Monday, April 4, 2016

Functionalism and Epiphenomenalism


Epiphenomenalism is, rightly I think, a rather unpopular view about the nature of consciousness. If consciousness has no effect on the brain, then we should be deeply suspect of our knowledge about it. In The Conscious Mind, David Chalmers suggested that dualists can't really avoid the problems of epiphenomenalism, because the intrinsic properties that constitute consciousness must always be married to separable causal powers. It is the causal powers, not the intrinsic properties, that cause us to believe we're conscious.

The same view can, I think, be applied to basically every non-functionalist account of consciousness. Consider the view that material constitution of the brain is important. It is not just what the neurons do, but how they do it, that makes us conscious. Reproduce the same network of neural connections in another medium, (a computer chip, say) and you won't reproduce the consciousness.

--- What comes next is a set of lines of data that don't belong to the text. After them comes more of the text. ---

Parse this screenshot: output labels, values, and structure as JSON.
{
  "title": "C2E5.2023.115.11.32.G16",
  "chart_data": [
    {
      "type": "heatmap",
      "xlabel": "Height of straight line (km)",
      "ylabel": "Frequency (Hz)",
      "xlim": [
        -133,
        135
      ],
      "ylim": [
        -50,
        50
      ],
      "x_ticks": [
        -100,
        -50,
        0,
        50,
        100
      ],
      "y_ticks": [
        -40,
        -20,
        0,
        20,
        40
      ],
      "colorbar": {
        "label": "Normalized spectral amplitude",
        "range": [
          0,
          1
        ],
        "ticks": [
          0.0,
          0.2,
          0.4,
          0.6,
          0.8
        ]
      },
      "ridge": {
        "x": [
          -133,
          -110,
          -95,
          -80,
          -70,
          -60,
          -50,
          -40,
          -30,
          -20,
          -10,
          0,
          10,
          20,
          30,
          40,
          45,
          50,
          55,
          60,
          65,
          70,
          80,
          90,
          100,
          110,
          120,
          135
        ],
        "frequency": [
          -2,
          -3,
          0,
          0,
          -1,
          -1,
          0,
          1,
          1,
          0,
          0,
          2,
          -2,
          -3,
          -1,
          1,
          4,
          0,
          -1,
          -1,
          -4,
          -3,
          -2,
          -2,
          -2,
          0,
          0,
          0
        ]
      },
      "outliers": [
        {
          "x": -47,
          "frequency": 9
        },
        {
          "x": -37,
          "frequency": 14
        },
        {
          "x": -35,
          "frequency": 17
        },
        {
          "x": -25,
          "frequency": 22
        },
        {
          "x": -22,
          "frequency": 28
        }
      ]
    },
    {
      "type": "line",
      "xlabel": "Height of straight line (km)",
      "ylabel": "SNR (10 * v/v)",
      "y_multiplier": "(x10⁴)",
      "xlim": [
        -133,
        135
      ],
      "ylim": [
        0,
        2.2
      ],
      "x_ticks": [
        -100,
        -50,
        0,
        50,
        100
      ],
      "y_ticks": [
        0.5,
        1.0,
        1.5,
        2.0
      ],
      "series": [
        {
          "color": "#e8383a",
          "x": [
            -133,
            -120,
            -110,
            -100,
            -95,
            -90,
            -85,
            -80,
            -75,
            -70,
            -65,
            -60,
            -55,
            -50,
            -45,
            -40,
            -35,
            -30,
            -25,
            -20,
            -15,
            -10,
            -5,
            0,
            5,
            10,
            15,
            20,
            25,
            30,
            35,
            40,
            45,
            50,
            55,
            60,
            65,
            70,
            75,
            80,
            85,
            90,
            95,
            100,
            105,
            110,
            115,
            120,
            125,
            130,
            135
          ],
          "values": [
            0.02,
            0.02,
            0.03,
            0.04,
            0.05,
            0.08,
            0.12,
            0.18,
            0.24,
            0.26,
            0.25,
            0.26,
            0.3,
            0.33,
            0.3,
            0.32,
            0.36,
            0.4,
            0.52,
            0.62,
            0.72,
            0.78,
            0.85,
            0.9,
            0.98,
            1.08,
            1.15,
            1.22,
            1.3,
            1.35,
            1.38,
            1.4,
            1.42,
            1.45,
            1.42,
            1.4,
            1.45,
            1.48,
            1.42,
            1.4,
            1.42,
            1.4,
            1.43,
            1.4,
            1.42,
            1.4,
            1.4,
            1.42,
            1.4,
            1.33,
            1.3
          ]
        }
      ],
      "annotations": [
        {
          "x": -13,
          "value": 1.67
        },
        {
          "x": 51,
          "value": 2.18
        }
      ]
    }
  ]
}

However, this seems to make consciousness epiphenomenal to whatever features of our brain give us knowledge of our consciousness. If you reproduce a brain in another medium that preserves its  functional architecture, its behavior should not change. It will still claim to be conscious, speak about its consciousness, etc. It's brain will come to the same conclusions for what look to be the same reasons. It won't believe that it is conscious because of the material matter comprising its brain. It will think that it is conscious solely because of the connection strengths of the 'neurons' in its neural net. 

If epiphenomenalism is troubling for dualists, it should also trouble those physicalists who think that non-functional properties, like material constitution, are important.